Monday, October 1, 2007
Court Says It Will Not Negotiate While Interpreters Are on Strike
By STEVEN M. ELLIS, Staff Writer
The Los Angeles Superior Court will not negotiate with striking interpreters until they return to work, the court’s chief spokesperson said Friday.
Although interpreters said that they remained hopeful that a resolution could be reached, court spokesperson Allan Parachini said the interpreters would have to end the now-four-week-old walkout before the court will return to the bargaining table.
The interpreters went on strike Sept. 5 after the court rejected their demands for a graduated pay scale based on seniority, and unilaterally implemented a 4 percent salary raise that the interpreters had previously rejected.
The parties said somewhere between 80 and 90 percent of all certified interpreters are on strike.
Parachini said that the raise was the best deal the court’s budget allowed and laid blame for the strike on the interpreters, saying that other court employees had previously accepted the same raise.
Eric Valdéz, a certified interpreter, disagreed, saying that the state budget allocated $12 million which could be used to fund a graduated pay scale.
The court has remained operational throughout the strike due to its provisional certification of 36 replacement interpreters, Parachini said. “All cases have gone forward that needed to do so,” he told the MetNews.
However, Valdéz, who has 15 years of experience as an interpreter with the court, dismissed this statement as untrue and claimed that the strike had caused massive disruptions to the court. He said the court was repeatedly delaying proceedings, and accused it of continuing some proceedings’ dates to as far off as December.
He also alleged that the court had dismissed criminal cases and released defendants when replacement interpreters were unavailable or could not keep up with proceedings. He said that, while cases involving Spanish-speaking defendants went forward or were continued, cases involving less widely-spoken languages where interpreters could not be located, such as Ethiopian or Russian, were being dismissed.
Parachini admitted that the court had experienced some delays, but emphatically denied this charge. “That is incorrect,” he said. “Not a single case has been dismissed.”
Sandi Gibbons of the Los Angeles County District Attorney’s office told the MetNews that she was not aware of any cases being dismissed or defendants being released as a result of the strike,
Robert E. Kalunian of the Los Angeles County Public Defender’s office also said he was unaware of any dismissals or releases, and that, while the strike had affected operations, it had not crippled the court.
Valdéz also accused the court of systematically violating defendants’ due process rights. He said that he had received reports of judges approving replacement interpreters who had repeatedly failed certification examinations over attorneys’ objections, pressing criminal defendants into service to serve as interpreters for other defendants, and allowing defendants to plead guilty to ‘strike’ offenses when defendants did not understand the ramifications.
He said of the replacement interpreters that, “they may have good intentions, but they are not capable,” and opined that the method used for provisional certification was not legal.
Parachini said that he was unaware of any defendants being required to act as interpreters, and said that the court wanted to know if they had indeed occurred.

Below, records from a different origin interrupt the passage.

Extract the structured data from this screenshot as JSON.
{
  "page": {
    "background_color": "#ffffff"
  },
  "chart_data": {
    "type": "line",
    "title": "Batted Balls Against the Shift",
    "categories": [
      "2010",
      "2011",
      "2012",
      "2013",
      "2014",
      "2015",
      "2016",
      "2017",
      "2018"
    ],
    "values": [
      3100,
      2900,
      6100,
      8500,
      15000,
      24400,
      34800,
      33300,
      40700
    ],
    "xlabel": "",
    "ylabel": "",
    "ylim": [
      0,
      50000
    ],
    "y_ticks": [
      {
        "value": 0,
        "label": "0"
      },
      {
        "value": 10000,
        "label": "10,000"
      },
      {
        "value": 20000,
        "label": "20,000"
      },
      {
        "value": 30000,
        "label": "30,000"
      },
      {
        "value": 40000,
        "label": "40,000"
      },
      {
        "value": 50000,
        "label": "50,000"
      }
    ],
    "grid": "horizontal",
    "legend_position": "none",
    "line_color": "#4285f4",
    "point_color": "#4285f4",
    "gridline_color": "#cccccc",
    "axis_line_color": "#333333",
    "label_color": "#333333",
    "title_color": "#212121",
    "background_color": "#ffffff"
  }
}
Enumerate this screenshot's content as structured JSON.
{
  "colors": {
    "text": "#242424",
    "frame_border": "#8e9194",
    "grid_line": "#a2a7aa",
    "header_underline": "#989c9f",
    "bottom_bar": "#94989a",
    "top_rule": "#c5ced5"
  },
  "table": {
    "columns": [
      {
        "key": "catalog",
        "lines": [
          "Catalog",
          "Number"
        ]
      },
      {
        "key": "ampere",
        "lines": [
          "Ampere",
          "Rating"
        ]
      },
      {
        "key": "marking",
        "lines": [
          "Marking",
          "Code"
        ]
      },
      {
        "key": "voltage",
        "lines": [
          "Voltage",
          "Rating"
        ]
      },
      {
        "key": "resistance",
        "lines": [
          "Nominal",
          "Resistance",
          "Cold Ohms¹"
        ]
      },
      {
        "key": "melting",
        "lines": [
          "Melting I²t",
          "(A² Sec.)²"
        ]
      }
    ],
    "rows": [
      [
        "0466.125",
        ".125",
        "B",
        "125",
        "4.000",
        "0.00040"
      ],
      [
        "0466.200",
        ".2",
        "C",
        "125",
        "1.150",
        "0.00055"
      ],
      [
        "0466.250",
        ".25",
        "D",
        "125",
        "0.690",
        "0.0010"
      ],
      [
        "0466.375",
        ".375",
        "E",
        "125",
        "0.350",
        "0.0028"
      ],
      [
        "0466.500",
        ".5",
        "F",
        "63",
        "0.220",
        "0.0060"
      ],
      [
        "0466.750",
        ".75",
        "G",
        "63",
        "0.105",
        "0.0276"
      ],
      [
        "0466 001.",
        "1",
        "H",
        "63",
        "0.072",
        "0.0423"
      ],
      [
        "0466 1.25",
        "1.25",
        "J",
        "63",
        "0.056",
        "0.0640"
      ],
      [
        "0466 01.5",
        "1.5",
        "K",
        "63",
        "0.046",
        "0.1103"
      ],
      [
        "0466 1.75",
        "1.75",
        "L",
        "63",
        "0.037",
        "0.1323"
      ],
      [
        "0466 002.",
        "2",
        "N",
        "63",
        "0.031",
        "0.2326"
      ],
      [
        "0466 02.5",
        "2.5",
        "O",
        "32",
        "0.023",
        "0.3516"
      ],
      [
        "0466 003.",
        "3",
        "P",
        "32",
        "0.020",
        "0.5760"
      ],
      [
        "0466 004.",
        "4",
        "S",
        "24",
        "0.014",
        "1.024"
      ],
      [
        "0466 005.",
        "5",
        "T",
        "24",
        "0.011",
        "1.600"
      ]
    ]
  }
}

When asked about the long-term impact of the strike, Valdéz predicted that the full impact will not be seen for a number of months. He did note, however, that he expects the strike to become the subject of numerous appeals and a large amount of future caselaw.
Valdéz also pointed out that the strike does not only affect the rights of criminal defendants – it affects the whole community. “The lack of certified interpreters doesn’t just affect defendants,” he said. As long as the strike continues, “victims are not being heard.”